2. Relations with labor contracts
(1) Labor contracts that are disadvantageous when compared to the Labor Standards Act
Parts of labor contracts that set working conditions below the standards set by the Labor Standards Act are null and void. The invalidated sections are to comply with the Labor Standards Act (Article 15 of the LSA). The labor contract outlines working conditions freely determined by the worker and the employer, but if such working conditions do not meet the mandatory regulations set forth in the Labor Standards Act, they will be invalidated, and that section of the labor contract will be changed to comply with the Labor Standards Act. Therefore, the working conditions specified in a labor contract should be the same or better than those outlined in the Labor Standards Act.

(2) Labor contracts that are disadvantageous when compared to the collective agreement
Any part of a labor contract that violates the working conditions and standards for treatment of workers stipulated in the collective agreement shall be invalid. The invalidated part(s) shall comply with the standards set by the collective agreement (Article 33 of the Trade Union Act: TUA). This regulation describes the normative effect of collective agreements, and explains that they have a compulsory and supplementary effect on the content of contracts. The compulsory effect is manifested by invalidating any part of a labor contract that violates the standards for working conditions and other treatment prescribed in the collective agreement.
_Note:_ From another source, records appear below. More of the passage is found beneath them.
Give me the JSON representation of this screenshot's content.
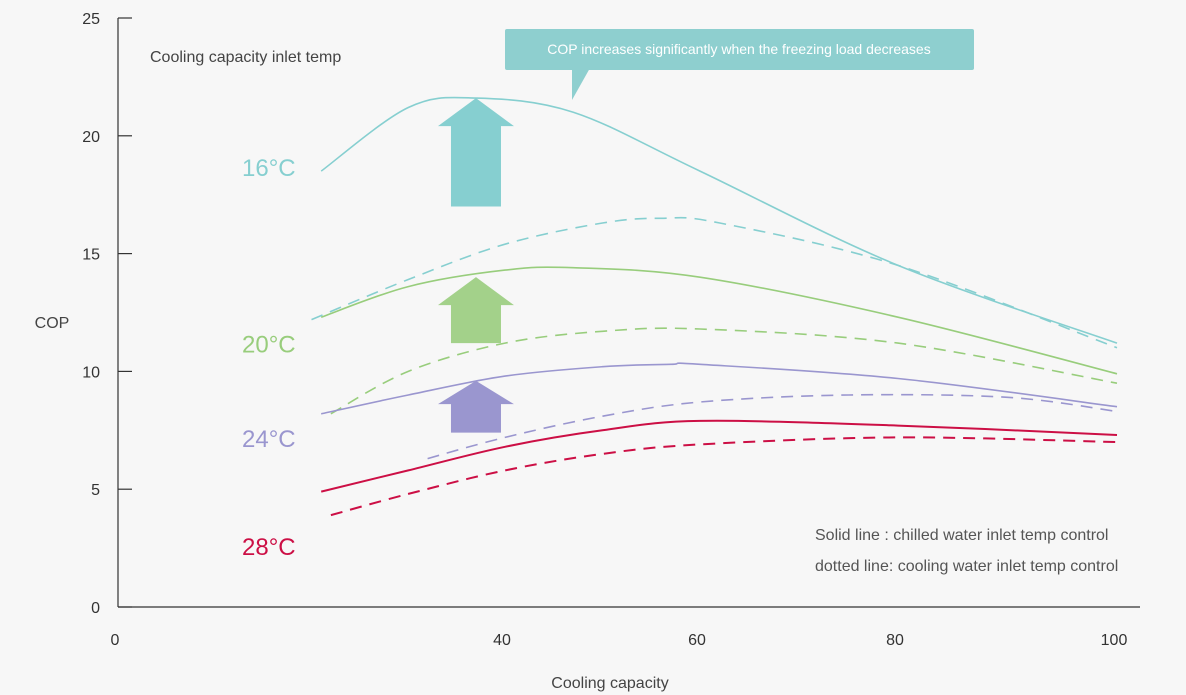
{
  "chart_data": {
    "type": "line",
    "xlabel": "Cooling capacity",
    "ylabel": "COP",
    "xlim": [
      0,
      100
    ],
    "ylim": [
      0,
      25
    ],
    "x_ticks": [
      0,
      40,
      60,
      80,
      100
    ],
    "y_ticks": [
      0,
      5,
      10,
      15,
      20,
      25
    ],
    "legend_title": "Cooling capacity inlet temp",
    "callout": "COP increases significantly when the freezing load decreases",
    "notes": [
      "Solid line : chilled water inlet temp control",
      "dotted line: cooling water inlet temp control"
    ],
    "series": [
      {
        "name": "16°C",
        "style": "solid",
        "color": "#86cfd0",
        "x": [
          21,
          30,
          37,
          47,
          60,
          80,
          100
        ],
        "y": [
          18.5,
          21.2,
          21.6,
          21.0,
          18.5,
          14.5,
          11.2
        ]
      },
      {
        "name": "16°C",
        "style": "dashed",
        "color": "#86cfd0",
        "x": [
          20,
          30,
          40,
          50,
          56,
          62,
          80,
          100
        ],
        "y": [
          12.2,
          13.9,
          15.4,
          16.3,
          16.5,
          16.3,
          14.5,
          11.0
        ]
      },
      {
        "name": "20°C",
        "style": "solid",
        "color": "#98cd7c",
        "x": [
          21,
          30,
          40,
          47,
          60,
          80,
          100
        ],
        "y": [
          12.3,
          13.6,
          14.3,
          14.4,
          14.0,
          12.3,
          9.9
        ]
      },
      {
        "name": "20°C",
        "style": "dashed",
        "color": "#98cd7c",
        "x": [
          22,
          30,
          40,
          50,
          60,
          80,
          100
        ],
        "y": [
          8.2,
          10.0,
          11.2,
          11.7,
          11.8,
          11.2,
          9.5
        ]
      },
      {
        "name": "24°C",
        "style": "solid",
        "color": "#9a96cf",
        "x": [
          21,
          30,
          40,
          50,
          57,
          60,
          80,
          100
        ],
        "y": [
          8.2,
          9.0,
          9.8,
          10.2,
          10.3,
          10.3,
          9.7,
          8.5
        ]
      },
      {
        "name": "24°C",
        "style": "dashed",
        "color": "#9a96cf",
        "x": [
          32,
          40,
          50,
          60,
          75,
          90,
          100
        ],
        "y": [
          6.3,
          7.2,
          8.1,
          8.7,
          9.0,
          8.9,
          8.3
        ]
      },
      {
        "name": "28°C",
        "style": "solid",
        "color": "#cc0f45",
        "x": [
          21,
          30,
          40,
          50,
          60,
          80,
          100
        ],
        "y": [
          4.9,
          5.8,
          6.8,
          7.5,
          7.9,
          7.7,
          7.3
        ]
      },
      {
        "name": "28°C",
        "style": "dashed",
        "color": "#cc0f45",
        "x": [
          22,
          30,
          40,
          50,
          60,
          80,
          100
        ],
        "y": [
          3.9,
          4.8,
          5.8,
          6.5,
          6.9,
          7.2,
          7.0
        ]
      }
    ],
    "labels": [
      {
        "text": "16°C",
        "color": "#86cfd0",
        "y": 18.3
      },
      {
        "text": "20°C",
        "color": "#98cd7c",
        "y": 10.8
      },
      {
        "text": "24°C",
        "color": "#9a96cf",
        "y": 6.8
      },
      {
        "text": "28°C",
        "color": "#cc0f45",
        "y": 2.2
      }
    ],
    "arrows": [
      {
        "color": "#86cfd0",
        "from": 17.0,
        "to": 21.6
      },
      {
        "color": "#a3d18a",
        "from": 11.2,
        "to": 14.0
      },
      {
        "color": "#9a96cf",
        "from": 7.4,
        "to": 9.6
      }
    ]
  }
}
The supplementary effect is manifested by the fact that if there are no relevant provisions in the labor contract for handling a specific issue, the standards set in the collective agreement apply. If a labor contract is more favorable than a collective agreement, the question arises as to whether the more favorable section(s) of the labor contract will apply in accordance with the principle of preferential conditions. This section has a normative effect because the working conditions specified in the collective agreement are the product of the determination of working conditions concluded on an equal basis by labor and management. Therefore, within the scope of the general binding force of collective bargaining, the favorable conditions specified in the labor contract are excluded and the contents of the collective agreement apply.

(3) Labor contracts that are more favorable than the rules of employment
Parts of labor contracts that set working conditions below the standards set by the rules of employment are invalid. Invalidated sections shall be changed so they comply with the rules of employment (Article 97 of the LSA). The labor contract should be maintained but with the same or more favorable conditions as the rules of employment. This also applies in the reverse situation. Therefore, if the rules of employment and the labor contract differ in terms of working conditions, the advantageous terms of the labor contract will apply first. There are some related court rulings: (1) Even if the revised rules of employment no longer require that a full-time allowance be paid, which had been required under the labor contract, for individual workers who do not agree to the change, the advantageous parts of the labor contract take precedence over the revised rules of employment. (2) In a case where a wage peak system was introduced as part of rules of employment that were revised with collective consent but after specifying the annual salary in an individual labor contract with a particular worker, the existing individual labor contract takes precedence over the rules of employment, despite the latter being revised with collective consent. (3) Even if the rules of employment are changed through legitimate procedures, they do not take precedence over existing advantageous employment contracts unless special circumstances dictate otherwise, such as the employee agreeing to the relevant change in the rules of employment.